Using AI to generate consistent characters and locations (from different angles) is still a challenge, although models continue to improve. A few recent examples of successes and failures.
Consistent Characters
I typically start from a head/face, then expand to a full body. But generating the same character from multiple angles (front, rear, side, etc) has proven difficult for me. Some of the newer models have got better, and now I frequently start with a close up on a head/face. Then I extend the artwork to a full body, but asking the AI to generate multiple profiles of the full body at the same time. The better (newer) models seem to handle this increasingly well, with consistency across the angles.
So no trained Lora, just image generation including multiple angles of the same character.
For example, here is a robot head I am working on at present:

I first tried expanding to a single body shot, but then spent a long time trying to get the side and rear profiles looking correct. Instead, I asked the model (in this case QWEN Image Edit) to create multiple profiles at the same time using the following prompt:
The image is head and shoulders of a male robot.
Make metal on body have more reflections, looks expensive, gleaming clean metal mirror finishes. Preserve original dimensions and features. Chrome with some gold trim. Transparent panels reveal detailed interior workings.
Expand to full body reference sheet of consistent full frontal view, side view and rear view.
The chest has a futuristic star nebulae pattern on it, futuristic, detailed, bold, faintly glowing blue consistent with eyes.
After a few attempts, the best result I got for the above was as follows.

The consistency was higher generating multiple profiles of the character at the same time.
Consistent Locations
Another problem is how to generate consistent looking backgrounds? I wrote one article previously ComfyUI and cropping from 350 images, but another approach is again to ask an AI model to generate consistent looking images in say a 3×3 grid.
My first attempt with Google Nano Banana gave a few shots, but with many repeats. I could not crack the nut of a good prompt that would work consistently.

Then I gave Nano Banana Pro (Gemini 3) a try, and got better results. No changes to the prompt, just a newer model. It is not perfect, but it did deliver better results.

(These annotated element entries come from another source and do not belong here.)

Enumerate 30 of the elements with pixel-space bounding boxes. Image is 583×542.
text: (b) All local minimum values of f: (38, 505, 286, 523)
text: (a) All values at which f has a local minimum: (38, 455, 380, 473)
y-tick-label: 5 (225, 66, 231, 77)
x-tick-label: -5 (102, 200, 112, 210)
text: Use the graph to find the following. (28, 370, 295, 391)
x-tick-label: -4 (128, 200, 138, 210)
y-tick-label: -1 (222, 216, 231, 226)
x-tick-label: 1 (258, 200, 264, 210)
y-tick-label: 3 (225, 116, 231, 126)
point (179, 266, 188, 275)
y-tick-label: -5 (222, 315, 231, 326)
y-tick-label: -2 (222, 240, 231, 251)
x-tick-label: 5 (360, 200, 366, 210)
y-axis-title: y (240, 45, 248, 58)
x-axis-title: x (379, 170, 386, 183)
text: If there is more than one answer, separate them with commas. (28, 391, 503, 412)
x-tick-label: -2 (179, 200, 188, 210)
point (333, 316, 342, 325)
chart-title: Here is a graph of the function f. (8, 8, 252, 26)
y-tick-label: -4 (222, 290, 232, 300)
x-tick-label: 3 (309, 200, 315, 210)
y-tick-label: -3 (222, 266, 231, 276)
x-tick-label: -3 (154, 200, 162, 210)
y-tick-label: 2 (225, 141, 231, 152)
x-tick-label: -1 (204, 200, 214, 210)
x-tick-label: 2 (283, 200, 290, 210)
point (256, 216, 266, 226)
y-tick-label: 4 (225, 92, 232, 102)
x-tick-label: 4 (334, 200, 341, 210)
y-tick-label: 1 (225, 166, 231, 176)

I got the prompt below from a LinkedIn article (but unfortunately lost the original source). I then made some adjustments for my characters, location, and desired shots.
Use the uploaded characters as references, keeping facial structure, proportions, and identity exactly consistent with the character reference and naturally integrated into the scene.
They sit directly opposite each other at a table inside [LOCATION], arranged for a dialogue sequence.
All panels must appear as [VISUAL STYLE] frames (e.g. live action, anime).
Build a single 3x3 cinematic storyboard grid, panels clearly separated by thin borders, counted left to right, top to bottom, adhering strictly to the shot structure below:
1: The Master Shot — wide, slightly elevated establishing frame that maps the spatial relationship between characters, table and environment, revealing architectural context and background movement.
2: The Two-Shot — balanced medium-wide frame at seated eye level, holding both characters in equal visual weight across the table, preserving clean eye-line continuity.
3: Over-the-Shoulder (Character A) — camera placed just behind Character A’s shoulder on the established side of the axis, using their shoulder as a soft foreground frame while focusing on Character B.
4: Over-the-Shoulder (Character B) — camera remains on the same conversational axis, positioned behind Character B’s shoulder, maintaining consistent screen direction and spatial logic while framing Character A.
5: Medium Close-Up (Character A) — chest-up framing, with controlled contrast and softly diffused background detail.
6: Medium Close-Up (Character B) — chest-up framing mirroring the previous shot, maintaining visual rhythm and lighting continuity.
7: Close-Up (Character A) — tight facial framing capturing fine emotional detail, shallow depth of field isolating the subject from the environment.
8: Close-Up (Character B) — tight facial framing counterbalancing the previous close-up, matching lens behavior and lighting quality.
9: Insert Shot — extreme close-up of [PHYSICAL DETAIL]
Conclusions
Consistent characters is still a hard but important problem. But it is getting easier. Modern models are being more successful of generating a result with multiple images of the target character or location from different angles, using a single prompt. In my experience so far, this has been more reliable than trying to generate different angles of the character one generation at a time.